つきあい
好きだからなるべく摩擦を起こさないように付き合いたい。
永く付き合いたいから問題は避けたい。嫌われたくないから相手の要求通りにする。
連絡等で不愉快な思いをさせたくない。暗い話題はさけて明るい話題しか伝えない。
自分が傷つくのがこわいから相手も傷つけない様にする。
だけど何故だか不安で喧嘩ばかりしてしまう。

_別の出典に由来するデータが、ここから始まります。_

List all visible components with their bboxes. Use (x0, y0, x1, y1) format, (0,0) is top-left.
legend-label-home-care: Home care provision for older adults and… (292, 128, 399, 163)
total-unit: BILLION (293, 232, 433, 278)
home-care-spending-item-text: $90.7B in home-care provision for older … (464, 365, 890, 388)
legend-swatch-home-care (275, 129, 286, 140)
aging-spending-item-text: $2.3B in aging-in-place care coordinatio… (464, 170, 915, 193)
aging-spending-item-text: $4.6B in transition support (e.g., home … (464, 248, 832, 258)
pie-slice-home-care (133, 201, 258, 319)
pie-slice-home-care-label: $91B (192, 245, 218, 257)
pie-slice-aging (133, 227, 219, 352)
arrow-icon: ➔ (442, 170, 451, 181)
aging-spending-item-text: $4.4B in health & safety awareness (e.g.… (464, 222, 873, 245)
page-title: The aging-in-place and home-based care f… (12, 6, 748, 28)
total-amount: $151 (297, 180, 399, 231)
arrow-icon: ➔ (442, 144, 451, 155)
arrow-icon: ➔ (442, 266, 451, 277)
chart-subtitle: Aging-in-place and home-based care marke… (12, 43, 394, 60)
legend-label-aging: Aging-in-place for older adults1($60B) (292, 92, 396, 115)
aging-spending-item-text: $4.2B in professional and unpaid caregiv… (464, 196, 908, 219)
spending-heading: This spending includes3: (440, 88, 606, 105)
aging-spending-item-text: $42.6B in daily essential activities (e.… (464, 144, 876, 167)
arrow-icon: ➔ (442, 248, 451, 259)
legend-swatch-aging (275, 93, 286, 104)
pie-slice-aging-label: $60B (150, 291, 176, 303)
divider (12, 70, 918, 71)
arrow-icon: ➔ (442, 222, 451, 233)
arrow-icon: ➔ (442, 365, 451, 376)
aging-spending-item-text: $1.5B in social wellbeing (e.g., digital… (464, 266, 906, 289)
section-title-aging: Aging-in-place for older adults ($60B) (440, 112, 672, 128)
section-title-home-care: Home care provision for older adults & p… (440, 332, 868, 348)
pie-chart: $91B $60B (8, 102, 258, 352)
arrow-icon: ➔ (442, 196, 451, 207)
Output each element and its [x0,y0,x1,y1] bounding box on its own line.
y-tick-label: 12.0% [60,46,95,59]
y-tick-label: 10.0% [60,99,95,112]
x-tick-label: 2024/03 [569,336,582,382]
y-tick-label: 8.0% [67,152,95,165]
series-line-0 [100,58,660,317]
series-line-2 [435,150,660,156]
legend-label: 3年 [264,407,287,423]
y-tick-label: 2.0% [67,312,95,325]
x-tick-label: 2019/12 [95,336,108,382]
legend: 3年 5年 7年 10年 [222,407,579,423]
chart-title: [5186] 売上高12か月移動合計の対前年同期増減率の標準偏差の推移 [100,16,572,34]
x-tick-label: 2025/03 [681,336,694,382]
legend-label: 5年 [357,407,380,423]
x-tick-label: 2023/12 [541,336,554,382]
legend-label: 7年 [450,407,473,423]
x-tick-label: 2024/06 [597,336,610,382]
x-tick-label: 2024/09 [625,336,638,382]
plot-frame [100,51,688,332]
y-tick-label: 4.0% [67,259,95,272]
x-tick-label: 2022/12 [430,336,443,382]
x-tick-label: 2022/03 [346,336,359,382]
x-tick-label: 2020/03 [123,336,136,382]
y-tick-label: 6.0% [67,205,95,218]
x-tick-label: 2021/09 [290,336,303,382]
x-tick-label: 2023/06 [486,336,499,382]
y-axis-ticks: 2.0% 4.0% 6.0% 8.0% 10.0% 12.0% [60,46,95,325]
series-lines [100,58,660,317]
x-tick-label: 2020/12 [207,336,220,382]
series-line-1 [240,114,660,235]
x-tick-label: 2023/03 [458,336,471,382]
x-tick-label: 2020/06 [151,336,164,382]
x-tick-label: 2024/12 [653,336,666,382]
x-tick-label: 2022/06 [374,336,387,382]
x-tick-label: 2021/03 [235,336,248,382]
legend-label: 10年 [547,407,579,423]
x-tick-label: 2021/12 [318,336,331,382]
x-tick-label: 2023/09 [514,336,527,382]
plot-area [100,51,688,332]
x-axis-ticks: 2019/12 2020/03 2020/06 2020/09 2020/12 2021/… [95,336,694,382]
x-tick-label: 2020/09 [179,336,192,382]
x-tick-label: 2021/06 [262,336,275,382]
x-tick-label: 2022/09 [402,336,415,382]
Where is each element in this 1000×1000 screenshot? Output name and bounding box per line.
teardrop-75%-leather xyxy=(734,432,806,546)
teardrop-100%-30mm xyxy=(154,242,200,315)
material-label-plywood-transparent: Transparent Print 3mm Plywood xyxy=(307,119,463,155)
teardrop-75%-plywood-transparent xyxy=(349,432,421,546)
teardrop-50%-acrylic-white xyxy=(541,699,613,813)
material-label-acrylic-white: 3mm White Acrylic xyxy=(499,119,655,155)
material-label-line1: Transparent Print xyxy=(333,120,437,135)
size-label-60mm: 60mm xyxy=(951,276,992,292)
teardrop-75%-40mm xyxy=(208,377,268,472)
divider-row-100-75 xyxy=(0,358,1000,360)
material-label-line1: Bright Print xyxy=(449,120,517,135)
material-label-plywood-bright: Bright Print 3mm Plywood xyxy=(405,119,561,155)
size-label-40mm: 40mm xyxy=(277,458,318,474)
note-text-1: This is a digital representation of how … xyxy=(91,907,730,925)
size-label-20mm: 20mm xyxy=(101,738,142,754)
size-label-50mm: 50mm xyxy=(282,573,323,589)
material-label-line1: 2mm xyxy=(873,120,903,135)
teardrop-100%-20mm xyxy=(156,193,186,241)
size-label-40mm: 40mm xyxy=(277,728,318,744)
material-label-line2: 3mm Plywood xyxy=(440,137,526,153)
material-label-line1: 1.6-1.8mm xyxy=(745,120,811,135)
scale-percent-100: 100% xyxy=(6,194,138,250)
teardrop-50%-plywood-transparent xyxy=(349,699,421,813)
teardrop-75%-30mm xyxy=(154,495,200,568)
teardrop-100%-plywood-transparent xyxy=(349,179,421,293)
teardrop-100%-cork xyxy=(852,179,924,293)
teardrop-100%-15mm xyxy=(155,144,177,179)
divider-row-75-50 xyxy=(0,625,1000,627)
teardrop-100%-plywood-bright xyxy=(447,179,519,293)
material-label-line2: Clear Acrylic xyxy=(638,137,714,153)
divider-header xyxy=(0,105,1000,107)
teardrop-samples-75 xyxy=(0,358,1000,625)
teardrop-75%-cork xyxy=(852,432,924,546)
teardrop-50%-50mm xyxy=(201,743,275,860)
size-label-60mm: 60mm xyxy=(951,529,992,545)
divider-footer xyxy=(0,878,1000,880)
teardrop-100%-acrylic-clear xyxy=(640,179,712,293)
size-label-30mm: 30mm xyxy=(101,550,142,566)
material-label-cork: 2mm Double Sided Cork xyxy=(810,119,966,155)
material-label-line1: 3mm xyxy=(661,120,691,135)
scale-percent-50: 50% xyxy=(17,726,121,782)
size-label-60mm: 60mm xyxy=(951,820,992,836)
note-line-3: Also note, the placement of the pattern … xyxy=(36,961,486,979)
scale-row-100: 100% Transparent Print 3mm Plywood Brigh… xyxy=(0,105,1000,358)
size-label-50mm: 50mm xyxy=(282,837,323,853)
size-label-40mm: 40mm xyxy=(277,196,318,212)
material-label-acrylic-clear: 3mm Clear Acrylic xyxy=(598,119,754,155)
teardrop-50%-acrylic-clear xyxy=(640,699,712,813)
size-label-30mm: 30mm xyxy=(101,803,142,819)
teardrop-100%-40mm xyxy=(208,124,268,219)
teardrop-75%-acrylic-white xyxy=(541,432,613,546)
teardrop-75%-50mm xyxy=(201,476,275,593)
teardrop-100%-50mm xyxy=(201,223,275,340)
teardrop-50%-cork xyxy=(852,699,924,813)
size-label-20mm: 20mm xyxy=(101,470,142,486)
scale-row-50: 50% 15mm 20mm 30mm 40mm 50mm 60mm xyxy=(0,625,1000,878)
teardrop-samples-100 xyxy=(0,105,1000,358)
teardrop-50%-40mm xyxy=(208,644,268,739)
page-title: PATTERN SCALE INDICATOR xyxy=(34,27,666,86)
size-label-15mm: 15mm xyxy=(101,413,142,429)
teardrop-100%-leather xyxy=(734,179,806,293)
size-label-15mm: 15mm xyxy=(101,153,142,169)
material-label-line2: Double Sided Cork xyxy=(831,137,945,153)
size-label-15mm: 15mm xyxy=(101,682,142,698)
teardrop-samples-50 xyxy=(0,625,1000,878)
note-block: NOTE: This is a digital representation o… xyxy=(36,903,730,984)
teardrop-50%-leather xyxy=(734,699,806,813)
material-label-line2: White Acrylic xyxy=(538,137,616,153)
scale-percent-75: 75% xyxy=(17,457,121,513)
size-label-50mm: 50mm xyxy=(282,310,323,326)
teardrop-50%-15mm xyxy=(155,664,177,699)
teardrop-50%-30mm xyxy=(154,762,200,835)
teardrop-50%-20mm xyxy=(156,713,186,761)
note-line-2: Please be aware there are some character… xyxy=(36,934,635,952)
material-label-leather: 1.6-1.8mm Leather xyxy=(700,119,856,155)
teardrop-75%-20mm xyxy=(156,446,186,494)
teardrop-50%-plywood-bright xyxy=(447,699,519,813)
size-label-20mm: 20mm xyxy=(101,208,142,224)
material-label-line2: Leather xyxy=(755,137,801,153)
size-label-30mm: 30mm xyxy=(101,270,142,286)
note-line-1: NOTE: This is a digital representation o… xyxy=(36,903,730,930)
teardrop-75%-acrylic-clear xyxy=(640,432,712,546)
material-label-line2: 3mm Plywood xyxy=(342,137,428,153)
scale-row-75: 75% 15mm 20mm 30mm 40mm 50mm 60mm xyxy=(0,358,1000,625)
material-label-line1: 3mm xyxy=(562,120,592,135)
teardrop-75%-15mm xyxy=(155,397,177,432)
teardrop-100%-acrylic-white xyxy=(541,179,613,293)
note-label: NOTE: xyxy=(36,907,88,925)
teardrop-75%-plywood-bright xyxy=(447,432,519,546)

付き合いで思い悩む事は際限がないです。
しかし我慢する事は大事だけど主張しないのとは別問題です。
例えば、轆轤(ろくろ)の上の土の塊を見ているだけでは何も形が生まれてこない。
叩いたり押したり指を入れたりしなければ、思い通りの花瓶や茶碗やティーカップの形にならない。
好きだから撫ぜる様にしてばかりいると、その形は変わらずにいつまで経っても土の塊である。
壊れてもいいから失敗してもいいから、思い切って力を入れてみる事も大切です。
お互いに協力して形を作らなければ関係は脆くなります。
二人だけの形を作る努力をすれば、そこに愛と信頼と責任が生まれてきます。
互いに「突き愛」ながら、デコボコでも良いから、自分達の形を作らなければ、
信頼ある関係など手に入る事は出来ません。
不完全な男女が突き合うから付き合い(突き愛)は楽しいのです。
仲間同士の付き合いでも同じ様に、互いに認め合うところは認め、納得できないところは主張し合い、
意見を交えて話す事が大切です。
お互いに素直な自分「あるがまま」を許容する。
決して人格的に未熟な部分や欠点を笑ったりなじったりはしない。
相手の弱点を突いてはいけません。
互いに一致する前向きな部分だけに焦点を当てるべきです。
それぞれが違う環境で違う悩みを持っているものです。
自分にとっては大した問題でなくても、相手にとっては人生を揺るがす大きな問題になるかもしれません。
仲間同士の付き合いでは見て見ぬ振りをすることも大切なルールです。
荘子の言葉に「君子の交わりは淡きこと水の如し、小人の交わりは甘きこと醴の如し」というのがあります。
物事を分かった人(君子)は、人と交際するとき、水のようにさっぱりしているので、友情は永く変わることがない。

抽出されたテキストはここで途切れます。